Cette baisse de 4,2 % s’explique par le recul de l’usage des espèces au quotidien et par la volonté des banques de réduire leurs coûts de gestion. Depuis 2018, le nombre de DAB a diminué de 22,5 %, passant de 52. 697 à 40.
804. Le CNMP indique que les banques « poursuivent l’ajustement de leurs parcs de DAB » afin « de maîtriser le coût de gestion des espèces », une évolution qui « contribue, ce faisant, à leur pérennité ». Un DAB à moins de 15 minutes en voiture Malgré cette baisse, 98,6 % de la population se trouve à moins de quinze minutes en voiture d’un distributeur.
Les automates sont répartis sur 28. 660 sites dans environ 6. 500 communes.
En parallèle, 30. 057 commerces proposent un service de retrait d’espèces aux clients de banques partenaires, même si cette solution reste plus limitée qu’un DAB. Le directeur des études et de la surveillance des paiements de la Banque de France, Alexandre Stervinou, a estimé qu'« on est toujours à un excellent niveau » d’accessibilité des espèces.

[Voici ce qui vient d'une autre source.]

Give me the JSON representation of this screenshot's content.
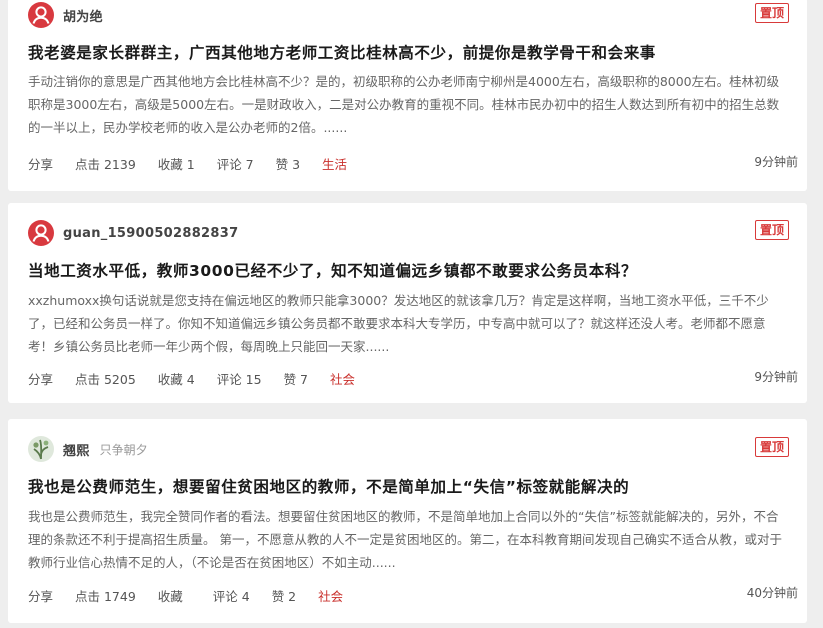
{
  "posts": [
    {
      "author": "胡为绝",
      "author_sub": "",
      "pin_label": "置顶",
      "title": "我老婆是家长群群主，广西其他地方老师工资比桂林高不少，前提你是教学骨干和会来事",
      "excerpt": "手动注销你的意思是广西其他地方会比桂林高不少？是的，初级职称的公办老师南宁柳州是4000左右，高级职称的8000左右。桂林初级职称是3000左右，高级是5000左右。一是财政收入，二是对公办教育的重视不同。桂林市民办初中的招生人数达到所有初中的招生总数的一半以上，民办学校老师的收入是公办老师的2倍。......",
      "share": "分享",
      "clicks": "点击 2139",
      "favorites": "收藏 1",
      "comments": "评论 7",
      "likes": "赞 3",
      "category": "生活",
      "time": "9分钟前"
    },
    {
      "author": "guan_15900502882837",
      "author_sub": "",
      "pin_label": "置顶",
      "title": "当地工资水平低，教师3000已经不少了，知不知道偏远乡镇都不敢要求公务员本科？",
      "excerpt": "xxzhumoxx换句话说就是您支持在偏远地区的教师只能拿3000？发达地区的就该拿几万？肯定是这样啊，当地工资水平低，三千不少了，已经和公务员一样了。你知不知道偏远乡镇公务员都不敢要求本科大专学历，中专高中就可以了？就这样还没人考。老师都不愿意考！乡镇公务员比老师一年少两个假，每周晚上只能回一天家......",
      "share": "分享",
      "clicks": "点击 5205",
      "favorites": "收藏 4",
      "comments": "评论 15",
      "likes": "赞 7",
      "category": "社会",
      "time": "9分钟前"
    },
    {
      "author": "翘熙",
      "author_sub": "只争朝夕",
      "pin_label": "置顶",
      "title": "我也是公费师范生，想要留住贫困地区的教师，不是简单加上“失信”标签就能解决的",
      "excerpt": "我也是公费师范生，我完全赞同作者的看法。想要留住贫困地区的教师，不是简单地加上合同以外的“失信”标签就能解决的，另外，不合理的条款还不利于提高招生质量。 第一，不愿意从教的人不一定是贫困地区的。第二，在本科教育期间发现自己确实不适合从教，或对于教师行业信心热情不足的人，（不论是否在贫困地区）不如主动......",
      "share": "分享",
      "clicks": "点击 1749",
      "favorites": "收藏",
      "comments": "评论 4",
      "likes": "赞 2",
      "category": "社会",
      "time": "40分钟前"
    }
  ]
}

Plus tôt dans la semaine, le président de la Fédération bancaire française, Daniel Baal, assurait qu'« Il n’y a aucun problème d’accès aux espèces en France ». La mutualisation des DAB se poursuit La mutualisation des distributeurs se poursuit avec Cash Services, tandis que Loomis, Brink’s et Euronet exploitent désormais 1. 809 DAB en France.
Olivier Fournier, président de Cash Services, souligne que « S’il n’y a pas de mise en commun, chaque banque se retrouve isolée face à la baisse d’activité, significative, et la hausse des coûts, significative aussi ». Dans un communiqué publié jeudi, le ministère de l’Economie et la Banque de France rappellent être « très attentifs à la préservation de l’accès de chaque citoyen français aux espèces ». Ils soulignent que « Les espèces sont un moyen de paiement particulièrement résilient et inclusif ».
En 2025, près de 100 milliards d’euros ont été retirés aux distributeurs en France.